The defendant was also convicted of the crime of possession of cocaine. He does not challenge that conviction in this habeas corpus proceeding.

Donahue did not articulate these factors to the habeas court in the order in which we have listed them. They have been reordered to facilitate our discussion of them.

Under the circumstances of this case, we need not decide whether the “deliberate bypass” standard of Vena v. Warden, 154 Conn. 363, 225 A.2d 802 (1966), or the “cause and prejudice” standard recently adopted by our Supreme Court in Johnson v. Commissioner, 218 Conn. 403, 589 A.2d 1214 (1991), or neither, is applicable in this case. Even where a procedural barrier is applicable, our Supreme Court has noted that “[t]his restrictive rule is somewhat ameliorated by a general exception that ‘where a constitutional violation has probably resulted in the conviction of one who is actually innocent, a federal habeas court may grant the writ even in the absence *178of showing of cause for the procedural default.’ ” Valeriano v. Bronson, 209 Conn. 75, 80, 546 A.2d 1380 (1988), quoting Murray v. Carrier, 477 U.S. 478, 496, 106 S. Ct. 2639, 91 L. Ed. 2d 397 (1986). The petitioner’s claim of unreliable evidence would fall within this exception.

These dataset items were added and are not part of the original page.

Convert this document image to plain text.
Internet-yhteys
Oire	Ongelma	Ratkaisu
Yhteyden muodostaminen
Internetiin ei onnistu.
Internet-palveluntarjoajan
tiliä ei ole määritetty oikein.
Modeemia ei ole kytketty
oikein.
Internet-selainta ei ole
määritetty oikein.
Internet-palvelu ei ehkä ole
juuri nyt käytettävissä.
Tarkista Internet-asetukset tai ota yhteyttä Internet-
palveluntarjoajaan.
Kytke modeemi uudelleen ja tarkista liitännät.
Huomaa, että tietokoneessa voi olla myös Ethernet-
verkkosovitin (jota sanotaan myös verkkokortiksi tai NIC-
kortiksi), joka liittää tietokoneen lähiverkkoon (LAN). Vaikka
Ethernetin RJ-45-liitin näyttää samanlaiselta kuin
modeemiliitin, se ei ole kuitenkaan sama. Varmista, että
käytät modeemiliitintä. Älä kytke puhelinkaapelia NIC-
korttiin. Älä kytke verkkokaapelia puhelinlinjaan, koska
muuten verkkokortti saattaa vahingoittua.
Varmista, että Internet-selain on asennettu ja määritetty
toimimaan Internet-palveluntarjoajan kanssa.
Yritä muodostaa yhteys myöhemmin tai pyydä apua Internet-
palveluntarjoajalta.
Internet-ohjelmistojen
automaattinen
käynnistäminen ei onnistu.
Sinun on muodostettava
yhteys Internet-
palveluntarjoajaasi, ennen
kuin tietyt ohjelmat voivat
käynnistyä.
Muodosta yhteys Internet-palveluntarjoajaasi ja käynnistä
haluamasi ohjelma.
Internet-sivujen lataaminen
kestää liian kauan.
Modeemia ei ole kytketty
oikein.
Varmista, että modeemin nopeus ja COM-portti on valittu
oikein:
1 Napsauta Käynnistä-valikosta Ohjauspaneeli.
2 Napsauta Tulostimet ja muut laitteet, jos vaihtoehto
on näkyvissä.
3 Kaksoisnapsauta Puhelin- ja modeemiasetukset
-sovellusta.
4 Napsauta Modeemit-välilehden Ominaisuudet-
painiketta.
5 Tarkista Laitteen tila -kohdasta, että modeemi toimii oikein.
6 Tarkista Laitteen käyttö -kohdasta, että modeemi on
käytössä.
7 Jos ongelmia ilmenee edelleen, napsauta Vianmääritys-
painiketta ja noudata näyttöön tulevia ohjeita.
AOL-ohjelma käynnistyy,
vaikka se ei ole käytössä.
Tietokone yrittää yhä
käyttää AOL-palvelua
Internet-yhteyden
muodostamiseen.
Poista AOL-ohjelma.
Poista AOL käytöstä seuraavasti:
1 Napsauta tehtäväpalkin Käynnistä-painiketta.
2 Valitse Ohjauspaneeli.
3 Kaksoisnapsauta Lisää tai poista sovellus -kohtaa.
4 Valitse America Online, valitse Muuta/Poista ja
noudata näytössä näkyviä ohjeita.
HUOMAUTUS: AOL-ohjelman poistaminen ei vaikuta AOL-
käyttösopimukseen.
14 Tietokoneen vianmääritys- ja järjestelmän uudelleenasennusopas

While we need not determine whether the Perell v. Warden, 113 Conn. 339, 155 A. 221 (1931), holding is good law, we note that in Wojculewicz v. Cummings, 143 Conn. 624, 124 A.2d 886 (1956), our Supreme Court noted that while habeas corpus cannot be utilized as a substitute for an appeal, it can be used when the judgment of conviction and sentence is the culmination of a proceeding that fails to meet the constitutional requirement of a fair trial. The right not to be convicted except upon proof beyond a reasonable doubt is one of constitutional magnitude; In re Winship, 397 U.S. 358, 361, 90 S. Ct. 1068, 25 L. Ed. 2d 368 (1970); and has been applied in federal habeas proceedings. See Jackson v. Virginia, 443 U.S. 307, 317-18, 99 S. Ct. 2781, 61 L. Ed. 2d 560 (1979). We see no reason why the same should not apply in a state habeas proceeding. See Valeriano v. Bronson, 209 Conn. 75, 96-98, 546 A.2d 1380 (1988) (Shea, J., concurring).